Jumat, 19 Oktober 2012

Mencetak Entrepreneur Baru

 
Dimuat pada Daily Investor. Rabu. 17 Oktober 2012  

 Pada saat ini perguruan tinggi boleh dikatakan sebagai produsen pengangguran intelektual. Untuk mengatasinya dibutuhkan skema kredit mahasiswa. Biaya kuliah seorang mahasiswa pada saat ini cukup memberatkan orang tua. Pentingnya skema kredit mahasiswa untuk biaya kuliah seperti uang masuk perguruan tinggi, SPP tiap semester, dan biaya hidup sehari-hari bagi mahasiswa. Nantinya, yang akan melunasi kredit tersebut adalah si mahasiswa itu sendiri setelah bekerja. Kemudian untuk mencetak young entrepreneurs alias pengusaha muda dibutuhkan juga skema kredit mahasiswa untuk usaha.
       Kredit mahasiswa di negeri ini memiliki arti yang strategis, karena akan membentuk sejak dini lapisan entrepreneur yang mampu berbisnis secara sehat. Alangkah baiknya kita menengok kebijakan yang dijalankan oleh Bank Sentral Amerika Serikat yang mengalokasikan dana hingga 300 miliar US dolar kepada pemegang surat berharga yang ditopang dengan berbagai jenis pinjaman, termasuk kredit mahasiswa. Kebijakan bank sentral tersebut telah membantu para mahasiswa, sehingga mereka bisa menyelesaikan kuliah dengan baik lalu menjadi pengusaha yang tangguh.
     Skema pembiayaan pendidikan dengan cara komersial, termasuk peluang perguruan tinggi untuk menerbitkan surat obligasi guna menutup biaya operasional, pengembangan infrastruktur, hingga pemberian bea-siswa dan skema kredit mahasiswa telah menjadi agenda penting di negara maju. Bahkan publik di Amerika Serikat menilai bahwa risiko obligasi terbitan perguruan tinggi terbilang kecil. Sukses perguruan tinggi di Amerika dalam meraup dana obligasi diperlihatkan oleh Princeton University, Cornell University , University of Notre Dame, dan lain-lainnya. Princeton telah sukses melepas obligasi senilai 1 miliar dollar US.

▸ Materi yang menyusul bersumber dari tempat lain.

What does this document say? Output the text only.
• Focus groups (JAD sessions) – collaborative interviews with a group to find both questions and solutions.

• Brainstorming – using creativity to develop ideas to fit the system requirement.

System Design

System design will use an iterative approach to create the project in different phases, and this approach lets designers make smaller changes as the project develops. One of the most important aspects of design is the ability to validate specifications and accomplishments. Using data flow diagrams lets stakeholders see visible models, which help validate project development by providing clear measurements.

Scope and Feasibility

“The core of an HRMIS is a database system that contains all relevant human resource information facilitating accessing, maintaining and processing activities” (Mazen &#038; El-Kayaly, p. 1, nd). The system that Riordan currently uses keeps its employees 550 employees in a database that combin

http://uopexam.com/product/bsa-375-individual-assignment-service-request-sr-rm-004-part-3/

Di Indonesia sudah banyak usulan bahwa ijazah yang berhasil diraih mahasiswa mestinya bisa menjadi jaminan untuk mendapatkan Kredit Usaha Rakyat (KUR). Namun, hal tersebut mekanismenya masih belum berjalan secara baik. Kalaupun ada, jumlahnya sangat sedikit dan waktu pelaksanaannya masih angin-anginan. Pihak perbankan di negeri ini juga masih belum serius dalam mengucurkan pinjaman untuk pembayaran uang kuliah per semester. Ada bank yang telah mengucurkan, tapi sayang waktu pengucuran sangat mepet dan prosedurnya masih bertele-tele serta belum sinkron dengan kalender akademis.

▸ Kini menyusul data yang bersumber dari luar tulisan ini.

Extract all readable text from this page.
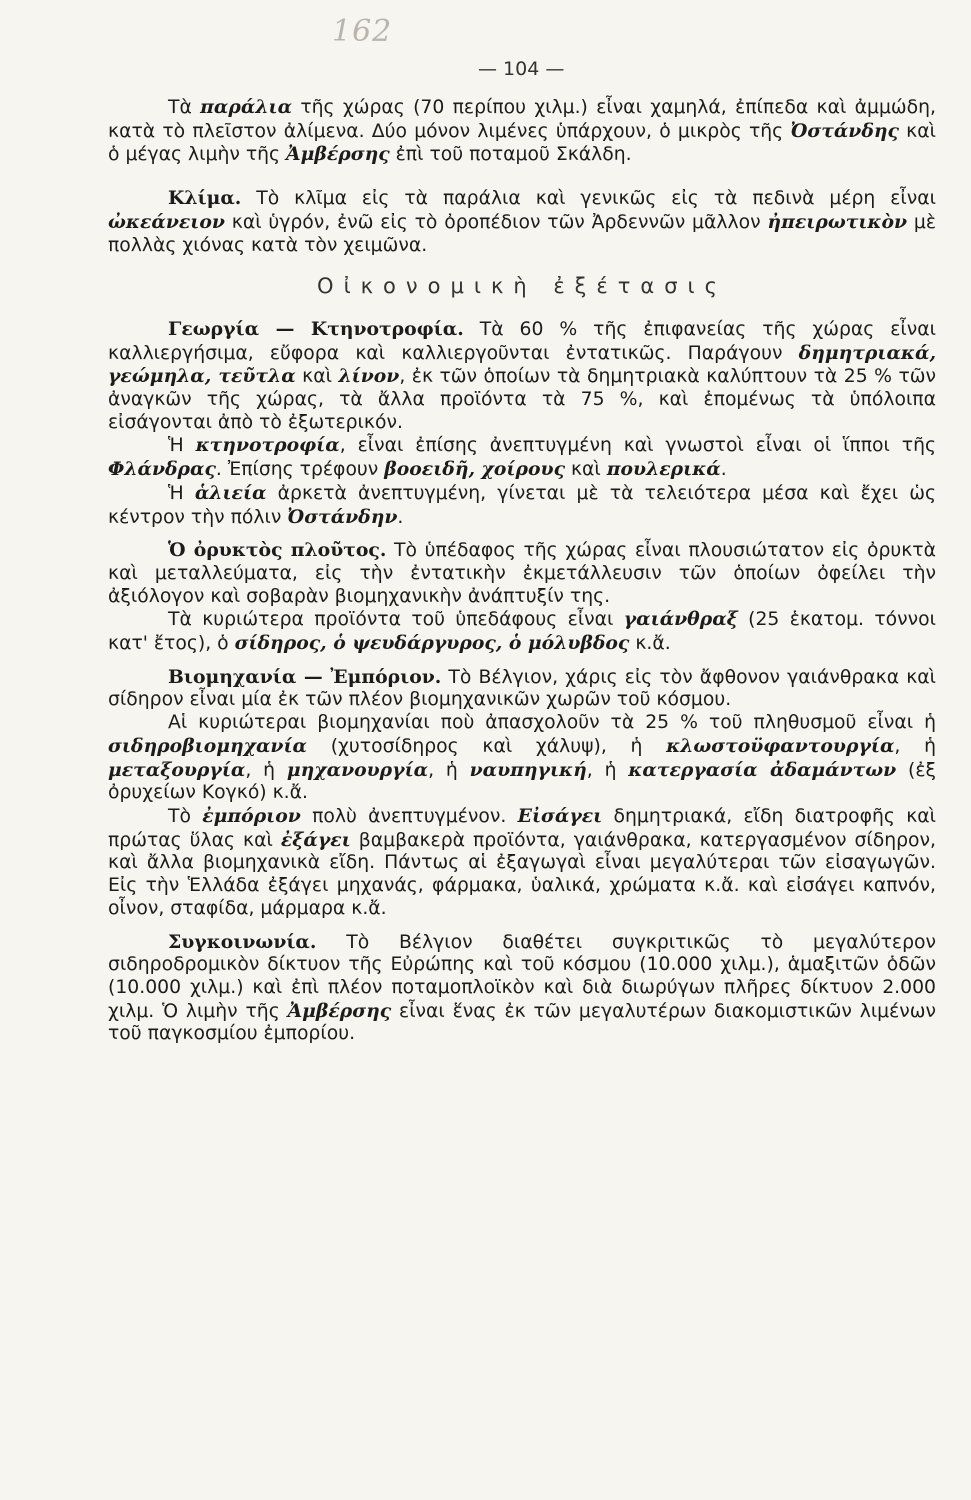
162
— 104 —

Τὰ παράλια τῆς χώρας (70 περίπου χιλμ.) εἶναι χαμηλά, ἐπίπεδα καὶ ἀμμώδη, κατὰ τὸ πλεῖστον ἀλίμενα. Δύο μόνον λιμένες ὑπάρχουν, ὁ μικρὸς τῆς Ὀστάνδης καὶ ὁ μέγας λιμὴν τῆς Ἀμβέρσης ἐπὶ τοῦ ποταμοῦ Σκάλδη.

Κλίμα. Τὸ κλῖμα εἰς τὰ παράλια καὶ γενικῶς εἰς τὰ πεδινὰ μέρη εἶναι ὠκεάνειον καὶ ὑγρόν, ἐνῶ εἰς τὸ ὀροπέδιον τῶν Ἀρδεννῶν μᾶλλον ἠπειρωτικὸν μὲ πολλὰς χιόνας κατὰ τὸν χειμῶνα.

Οἰκονομικὴ ἐξέτασις

Γεωργία — Κτηνοτροφία. Τὰ 60 % τῆς ἐπιφανείας τῆς χώρας εἶναι καλλιεργήσιμα, εὔφορα καὶ καλλιεργοῦνται ἐντατικῶς. Παράγουν δημητριακά, γεώμηλα, τεῦτλα καὶ λίνον, ἐκ τῶν ὁποίων τὰ δημητριακὰ καλύπτουν τὰ 25 % τῶν ἀναγκῶν τῆς χώρας, τὰ ἄλλα προϊόντα τὰ 75 %, καὶ ἑπομένως τὰ ὑπόλοιπα εἰσάγονται ἀπὸ τὸ ἐξωτερικόν.

Ἡ κτηνοτροφία, εἶναι ἐπίσης ἀνεπτυγμένη καὶ γνωστοὶ εἶναι οἱ ἵπποι τῆς Φλάνδρας. Ἐπίσης τρέφουν βοοειδῆ, χοίρους καὶ πουλερικά.

Ἡ ἁλιεία ἀρκετὰ ἀνεπτυγμένη, γίνεται μὲ τὰ τελειότερα μέσα καὶ ἔχει ὡς κέντρον τὴν πόλιν Ὀστάνδην.

Ὁ ὀρυκτὸς πλοῦτος. Τὸ ὑπέδαφος τῆς χώρας εἶναι πλουσιώτατον εἰς ὀρυκτὰ καὶ μεταλλεύματα, εἰς τὴν ἐντατικὴν ἐκμετάλλευσιν τῶν ὁποίων ὀφείλει τὴν ἀξιόλογον καὶ σοβαρὰν βιομηχανικὴν ἀνάπτυξίν της.

Τὰ κυριώτερα προϊόντα τοῦ ὑπεδάφους εἶναι γαιάνθραξ (25 ἑκατομ. τόννοι κατ' ἔτος), ὁ σίδηρος, ὁ ψευδάργυρος, ὁ μόλυβδος κ.ἄ.

Βιομηχανία — Ἐμπόριον. Τὸ Βέλγιον, χάρις εἰς τὸν ἄφθονον γαιάνθρακα καὶ σίδηρον εἶναι μία ἐκ τῶν πλέον βιομηχανικῶν χωρῶν τοῦ κόσμου.

Αἱ κυριώτεραι βιομηχανίαι ποὺ ἀπασχολοῦν τὰ 25 % τοῦ πληθυσμοῦ εἶναι ἡ σιδηροβιομηχανία (χυτοσίδηρος καὶ χάλυψ), ἡ κλωστοϋφαντουργία, ἡ μεταξουργία, ἡ μηχανουργία, ἡ ναυπηγική, ἡ κατεργασία ἀδαμάντων (ἐξ ὀρυχείων Κογκό) κ.ἄ.

Τὸ ἐμπόριον πολὺ ἀνεπτυγμένον. Εἰσάγει δημητριακά, εἴδη διατροφῆς καὶ πρώτας ὕλας καὶ ἐξάγει βαμβακερὰ προϊόντα, γαιάνθρακα, κατεργασμένον σίδηρον, καὶ ἄλλα βιομηχανικὰ εἴδη. Πάντως αἱ ἐξαγωγαὶ εἶναι μεγαλύτεραι τῶν εἰσαγωγῶν. Εἰς τὴν Ἑλλάδα ἐξάγει μηχανάς, φάρμακα, ὑαλικά, χρώματα κ.ἄ. καὶ εἰσάγει καπνόν, οἶνον, σταφίδα, μάρμαρα κ.ἄ.

Συγκοινωνία. Τὸ Βέλγιον διαθέτει συγκριτικῶς τὸ μεγαλύτερον σιδηροδρομικὸν δίκτυον τῆς Εὐρώπης καὶ τοῦ κόσμου (10.000 χιλμ.), ἁμαξιτῶν ὁδῶν (10.000 χιλμ.) καὶ ἐπὶ πλέον ποταμοπλοϊκὸν καὶ διὰ διωρύγων πλῆρες δίκτυον 2.000 χιλμ. Ὁ λιμὴν τῆς Ἀμβέρσης εἶναι ἕνας ἐκ τῶν μεγαλυτέρων διακομιστικῶν λιμένων τοῦ παγκοσμίου ἐμπορίου.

Setiap tahun pengangguran intelektual di Indonesia meningkat 20 persen. Masalah itu diperparah lagi dengan rendahnya soft skill atau keterampilan di luar kompetensi utama para sarjana. Indonesia setiap tahun mencetak sekitar 300 ribu sarjana dari  2.900 perguruan tinggi negeri dan swasta. Ironisnya, pemerintah belum memiliki program yang tepat guna mengatasi kondisi diatas. Padahal, pakar ekonomi David Mike Dallen menyatakan bahwa suatu negara akan menjadi makmur bila jumlah pengusaha sedikitnya dua persen dari jumlah penduduknya. Dalam konteks tersebut lulusan perguruan tinggi sebetulnya merupakan segmen yang sangat ideal untuk diarahkan menjadi pengusaha. Sebagai gambaran, jumlah pengusaha di Singapura telah mencapai 7,2 persen. Sedangkan negara kita, menurut hasil riset pada 2010 baru mencapai angka 0,19 persen. Dengan demikian untuk mencapai negara yang makmur, perlu meningkatkan sepuluh kali lipat atau mencetak sekitar 5 juta pengusaha lagi.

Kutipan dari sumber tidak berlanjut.